Chanel was pretty, but she didn't have the funds, or figure, for the Belle Epoque's heavily-corseted fashions. Menswear was a revelation, and may well have been the key that unlocked her innovative talent. To paraphrase an old peasant expression (often attributed to Picasso), Beggars borrow, but geniuses steal--and Chanel stole like a magpie from the wardrobes of successive boyfriends. First out of the gate was the horse-mad Étienne Balsan, who introduced her to the beau monde and indulged her taste for hacking jackets and jodhpurs. The polo player Arthur "Boy" Capel loaned Chanel money to start an atelier and open her first stores, in Paris and Deauville; he introduced her to bespoke tailoring; and his closet provided jersey sweaters, which she scissored from neck to hem, finished with ribbon and wore with such aplomb she sold dozens. Chanel had a "Russian period," including affairs with Igor Stravinsky and Grand Duke Dimitri Pavlovich (who lavished her with sable coats and heavy gold chains) followed by an "English period" spent with the dashing, sports-loving Duke of Westminster. Massively rich, he enfolded Chanel in a heady lifestyle combining British practicality and worldly luxury. By the mid-twenties, she was already a celebrated couture designer with a well-honed eye, always seeking inspiration: she copied the navy blazers, brass buttons and striped tops of Westminster's yachting crew; she lifted traditional argyle and fair isle patterns from his country wardrobe; and, from the man himself, she snagged things like his polo coat, which she belted around her small frame and wore to a chilly day at the racetrack. He, in turn, gave her extravagant presents, from ropes of pearls to her own textile factory, where she pushed the staff to create the same soft, pretty tweeds she's still known for to this day.

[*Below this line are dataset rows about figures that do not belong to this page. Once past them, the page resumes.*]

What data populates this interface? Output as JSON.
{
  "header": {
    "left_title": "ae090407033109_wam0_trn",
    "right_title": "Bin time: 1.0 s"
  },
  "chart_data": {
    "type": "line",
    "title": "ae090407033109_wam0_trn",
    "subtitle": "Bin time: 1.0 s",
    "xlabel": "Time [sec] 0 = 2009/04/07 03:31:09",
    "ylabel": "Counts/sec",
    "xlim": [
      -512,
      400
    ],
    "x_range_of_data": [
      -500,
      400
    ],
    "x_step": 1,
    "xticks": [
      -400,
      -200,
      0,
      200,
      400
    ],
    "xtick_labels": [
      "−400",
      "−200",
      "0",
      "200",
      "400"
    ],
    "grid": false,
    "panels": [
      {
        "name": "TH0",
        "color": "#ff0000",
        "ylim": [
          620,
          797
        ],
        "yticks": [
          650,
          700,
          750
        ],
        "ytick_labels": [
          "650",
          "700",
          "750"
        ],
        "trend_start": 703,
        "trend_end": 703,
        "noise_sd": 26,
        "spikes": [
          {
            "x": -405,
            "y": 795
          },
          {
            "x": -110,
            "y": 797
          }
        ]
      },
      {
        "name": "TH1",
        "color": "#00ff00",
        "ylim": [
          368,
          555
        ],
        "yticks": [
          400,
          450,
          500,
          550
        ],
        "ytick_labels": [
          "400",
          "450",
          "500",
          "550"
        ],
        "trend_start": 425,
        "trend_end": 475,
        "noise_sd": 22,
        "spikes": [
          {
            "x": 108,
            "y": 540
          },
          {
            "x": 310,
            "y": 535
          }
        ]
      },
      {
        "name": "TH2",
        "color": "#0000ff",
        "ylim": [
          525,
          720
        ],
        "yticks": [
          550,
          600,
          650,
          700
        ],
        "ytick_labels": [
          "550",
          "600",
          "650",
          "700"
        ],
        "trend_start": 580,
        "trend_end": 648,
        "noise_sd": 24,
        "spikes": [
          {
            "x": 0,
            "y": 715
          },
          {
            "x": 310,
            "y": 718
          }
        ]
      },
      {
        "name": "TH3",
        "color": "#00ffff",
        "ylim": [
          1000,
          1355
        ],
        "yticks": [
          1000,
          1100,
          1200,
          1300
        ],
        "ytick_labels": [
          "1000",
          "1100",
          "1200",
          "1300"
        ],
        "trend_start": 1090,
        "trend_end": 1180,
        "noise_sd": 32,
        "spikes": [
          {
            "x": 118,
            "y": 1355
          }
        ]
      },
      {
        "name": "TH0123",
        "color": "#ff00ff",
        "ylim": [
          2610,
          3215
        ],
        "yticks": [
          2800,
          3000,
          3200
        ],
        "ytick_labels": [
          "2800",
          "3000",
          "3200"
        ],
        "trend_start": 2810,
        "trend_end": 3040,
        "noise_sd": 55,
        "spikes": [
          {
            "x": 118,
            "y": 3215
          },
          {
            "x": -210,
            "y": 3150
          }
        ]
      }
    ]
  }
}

Chanel loved men and their clothes, but she also had a distinctly feminine side. As a milliner, she'd liked ribbons and bows; she loved flowers, too, especially roses and gardenias. In 1920, she asked chemist Ernest
Beaux to partner with her in a new business venture. He produced a heady, synthetic-laced floral fragrance packing the wallop of an iron fist inside a velvet glove; she packaged it in a stark, glass flacon inspired by bottles she'd seen in men's toiletry kits; and the result, No. 5, still needs no introduction some 89 years later. Perhaps Chanel could divine which symbols had the most potency: she added camellias to her repertoire after Garbo's 1936 film, Camille, helped repopularize these 19th-century favorites, and they soon outstripped roses and gardenias to become the flower most associated with her designs. Perhaps she was just true to her own tastes, and women responded. In any case, as the '30s progressed, her collections became more romantic. Evening clothes were especially pretty: there were lace dresses and boleros, clouds of tulle, and charming touches like pailletted veils and jaunty little hats. One of her last pre-war collections, shown just before France entered the fray, was inspired by Watteau's paintings and featured fitted suits with touches of lacy white froth at the neck and sleeves. Karl Lagerfeld may well have revisited this part of the archives while designing Fall 2009's ready-to-wear collection. He also dipped into those eternal tweeds, repackaged the classic shoulder bag inside a plexiglass carry-all and sent it all down the runway with nods to the past, the present and the future. The basic vocabulary, however, still belongs to that formidable woman who saw options where other people saw only clothes: Gabrielle "Coco" Chanel.